Since the proxy operatory will be called $p \cdot T$ (on average) after $T$ iterations we can say that for

$$ p \cdot \max(\frac{1}{\mu \gamma}, \frac{1}{p^2}) \log (\frac{1}{\epsilon}) =  \max(\frac{p}{\mu \gamma}, \frac{1}{p}) \log (\frac{1}{\epsilon})$$
prox operator calls we have:

$$\mathbb{E}[\Psi(T)] \leq \epsilon \Psi(t)$$

The next step is to minimize the term $\max(\frac{p}{\mu \gamma}, \frac{1}{p})$ which reaches the minimum value for the maximum step size $\gamma = \frac{1}{L}$ and $\frac{p}{\mu \gamma} = \frac{1}{p}$ implying $p = \frac{1}{\sqrt{\kappa}}$.

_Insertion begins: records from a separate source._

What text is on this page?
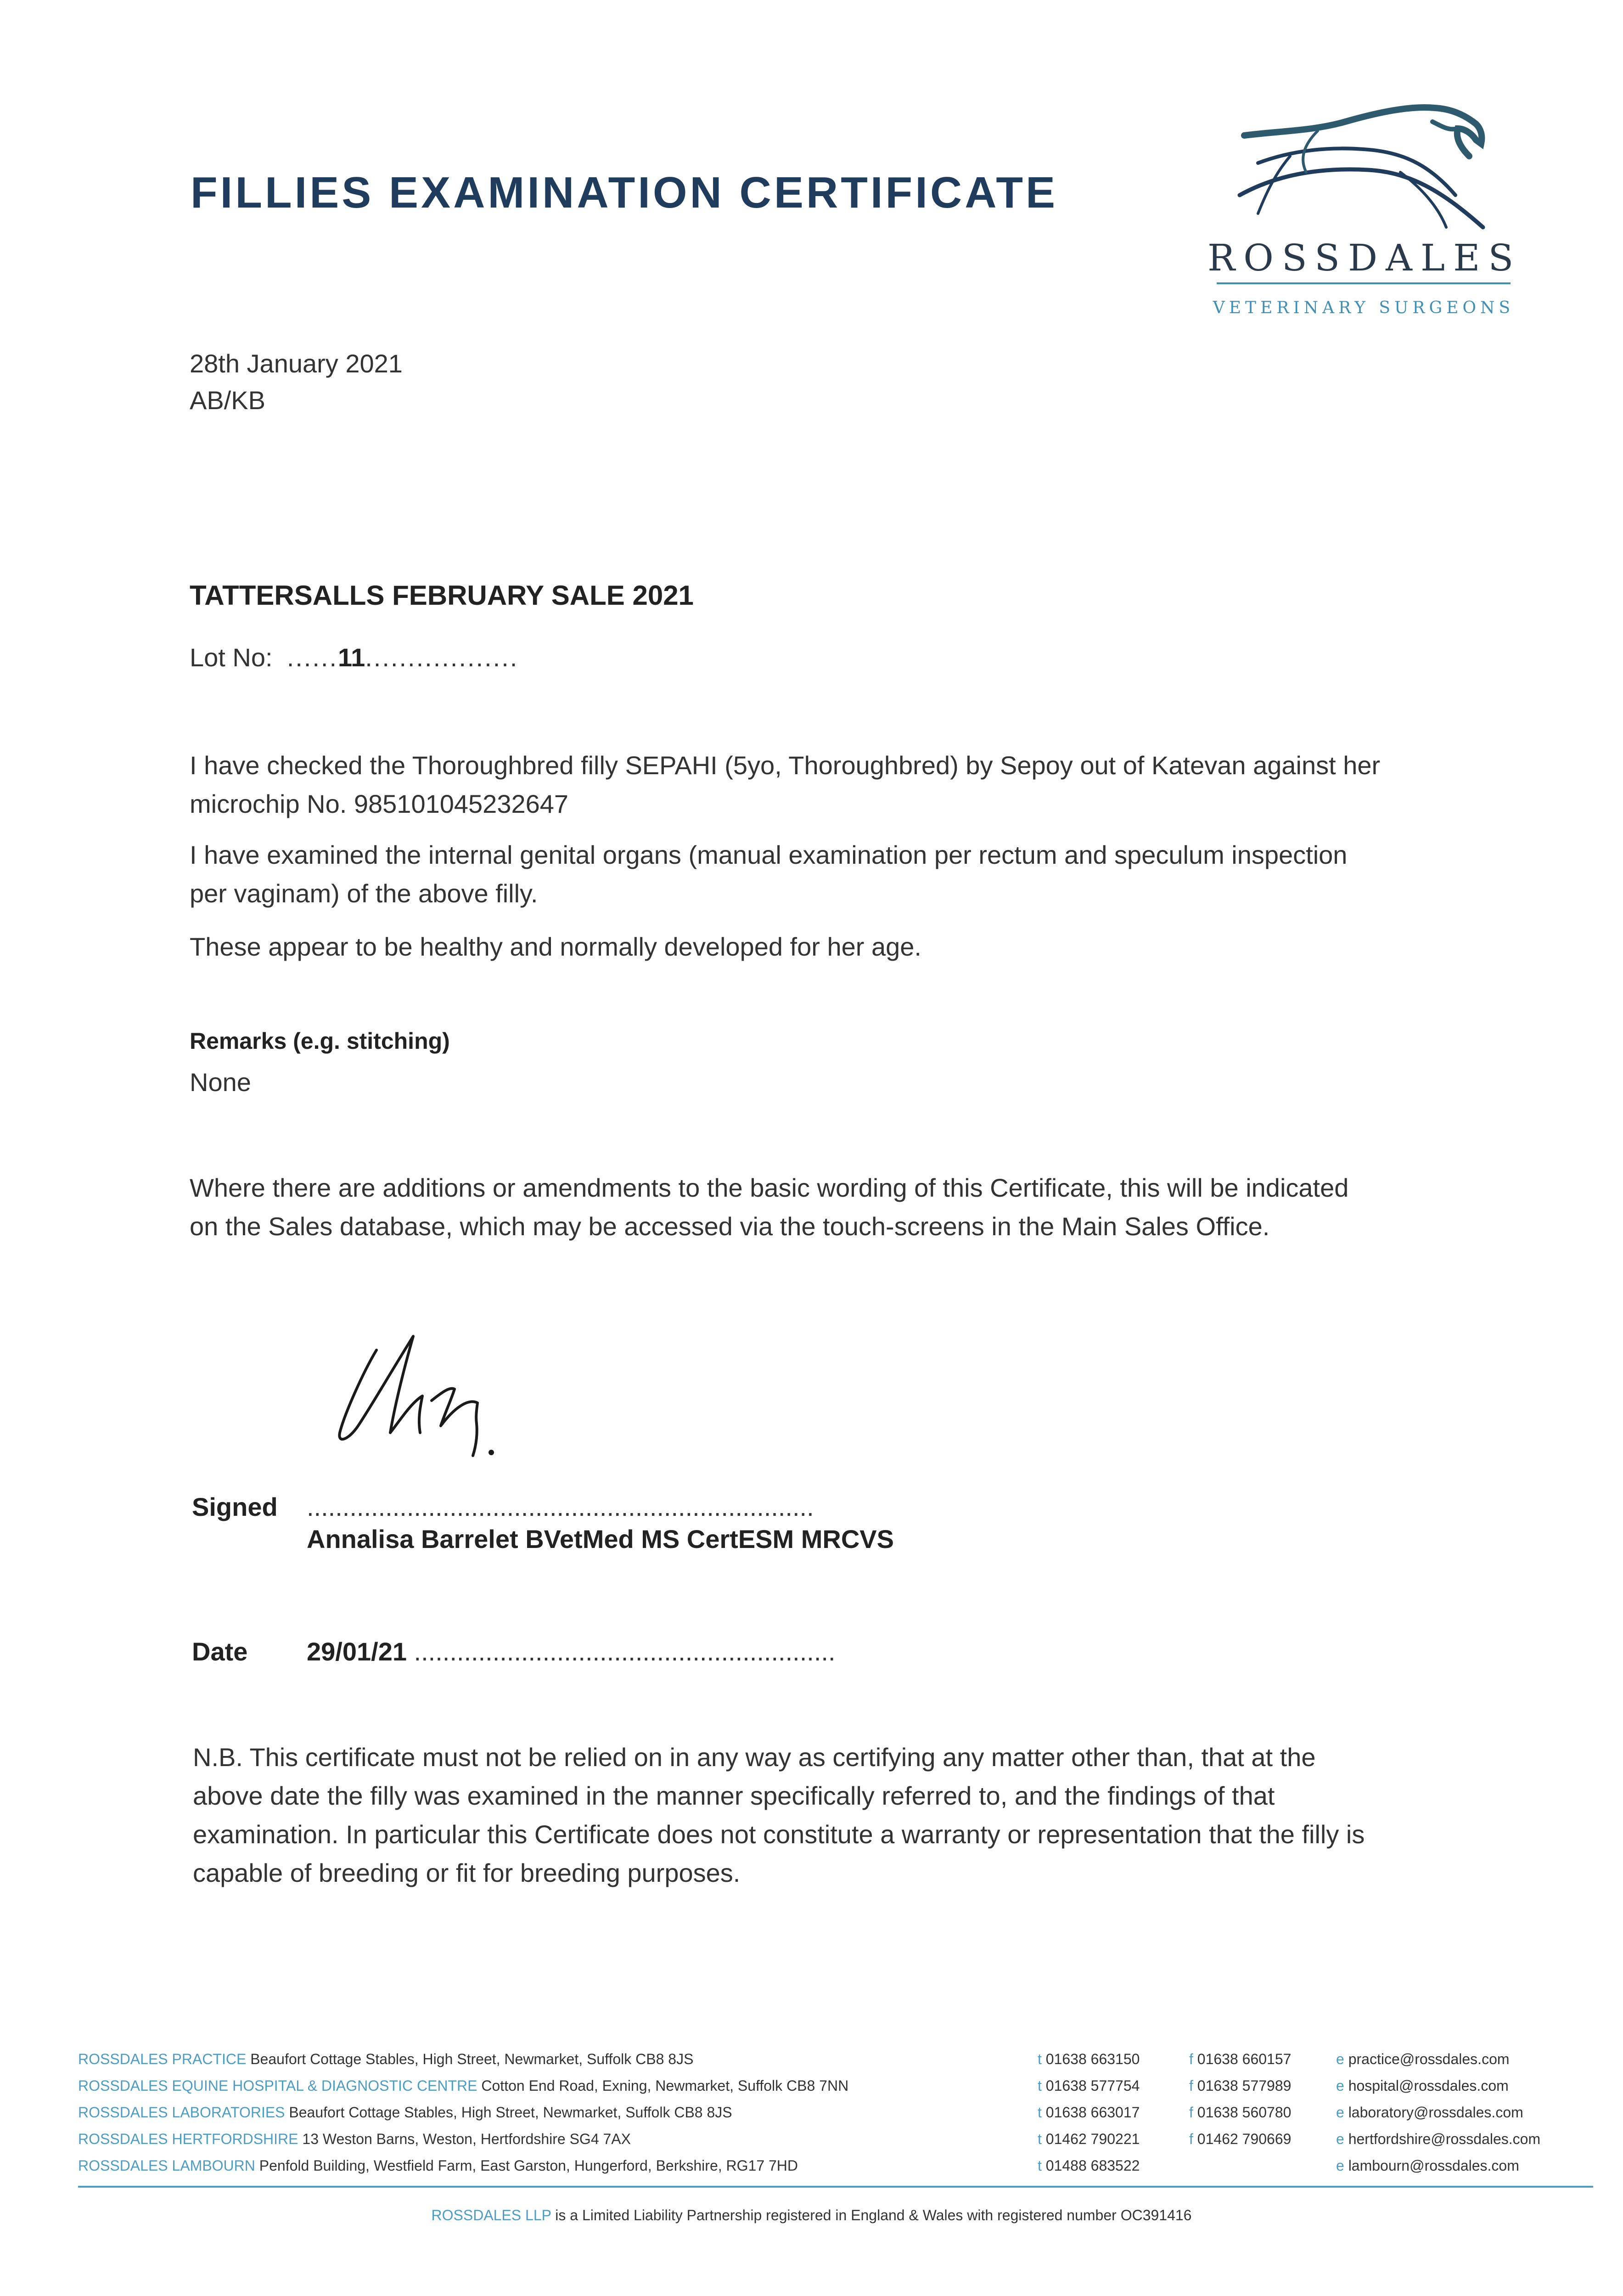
FILLIES EXAMINATION CERTIFICATE
ROSSDALES
VETERINARY SURGEONS
28th January 2021
AB/KB
TATTERSALLS FEBRUARY SALE 2021
Lot No: ......11..................
I have checked the Thoroughbred filly SEPAHI (5yo, Thoroughbred) by Sepoy out of Katevan against her
microchip No. 985101045232647
I have examined the internal genital organs (manual examination per rectum and speculum inspection
per vaginam) of the above filly.
These appear to be healthy and normally developed for her age.
Remarks (e.g. stitching)
None
Where there are additions or amendments to the basic wording of this Certificate, this will be indicated
on the Sales database, which may be accessed via the touch-screens in the Main Sales Office.
Signed .......................................................................
Annalisa Barrelet BVetMed MS CertESM MRCVS
Date 29/01/21 ...........................................................
N.B. This certificate must not be relied on in any way as certifying any matter other than, that at the
above date the filly was examined in the manner specifically referred to, and the findings of that
examination. In particular this Certificate does not constitute a warranty or representation that the filly is
capable of breeding or fit for breeding purposes.
ROSSDALES PRACTICE Beaufort Cottage Stables, High Street, Newmarket, Suffolk CB8 8JS	t 01638 663150	f 01638 660157	e practice@rossdales.com
ROSSDALES EQUINE HOSPITAL & DIAGNOSTIC CENTRE Cotton End Road, Exning, Newmarket, Suffolk CB8 7NN	t 01638 577754	f 01638 577989	e hospital@rossdales.com
ROSSDALES LABORATORIES Beaufort Cottage Stables, High Street, Newmarket, Suffolk CB8 8JS	t 01638 663017	f 01638 560780	e laboratory@rossdales.com
ROSSDALES HERTFORDSHIRE 13 Weston Barns, Weston, Hertfordshire SG4 7AX	t 01462 790221	f 01462 790669	e hertfordshire@rossdales.com
ROSSDALES LAMBOURN Penfold Building, Westfield Farm, East Garston, Hungerford, Berkshire, RG17 7HD	t 01488 683522	e lambourn@rossdales.com
ROSSDALES LLP is a Limited Liability Partnership registered in England & Wales with registered number OC391416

Thus, for $\gamma = \frac{1}{L}$, $p = \frac{1}{\sqrt{k}}$, The proxy operator rate is:
$$O(\sqrt{\kappa} \frac{1}{\epsilon})$$ 


The authors apply standard techniques to prove similar rates for the case of the Stochastic and Federated Learning versions of the algorithm.